Macroslip detection and clamping force control for a metal V-belt continuously variable transmission

In this paper, a macroslip detection method is proposed for a metal V-belt continuously variable transmission, and a clamping force control strategy is suggested on the basis of a macroslip detection method. Using the rotational accelerations of the primary and secondary pulleys, the velocity of the secondary pulley and the speed ratio of the continuously variable transmission variator, observation signals are defined. The characteristics of the observation signals are investigated by simulations in a vehicle-driving environment. It is found that two observation signals became unsynchronized when macroslip occurs. Considering the oscillations of the acceleration signal and the noise from the sensors or the differentiating process, a signal-processing method for the observation signals is suggested. Based on the signal-processing results, a variable called the 'amplitude difference rate' is introduced for slip evaluation. A macroslip detection method that uses the amplitude difference rate is proposed. The effectiveness of the macroslip detection method is validated by experiments. It is found from the experiments that the proposed method can effectively detect macroslip with an acceptable time delay. In addition, a clamping force control strategy based on the macroslip detection method is developed.
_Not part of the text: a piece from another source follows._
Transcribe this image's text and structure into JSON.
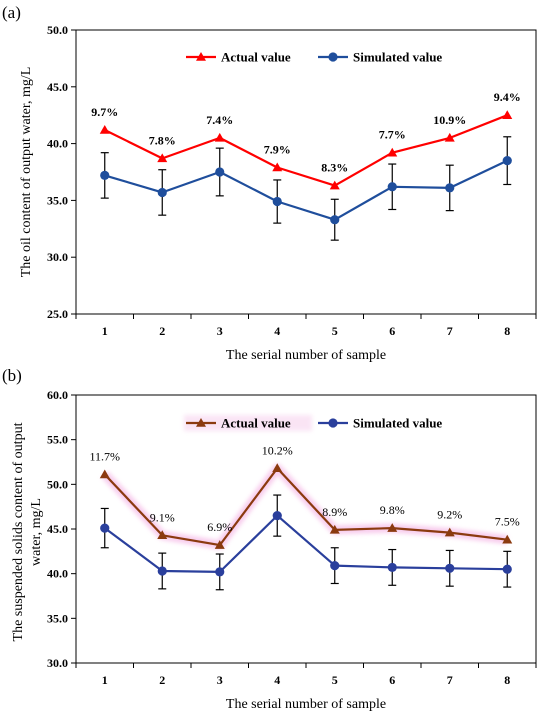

In this strategy, the clamping force is maintained at a minimum value with a safety factor of 1 in normal driving conditions but an additional clamping force is applied when macroslip is detected. It is found from the simulation results that macroslip is eliminated by clamping force control. It is expected that the efficiency of the continuously variable transmission system can be improved by reducing the marginal clamping force using the proposed macroslip detection method and the clamping force control strategy.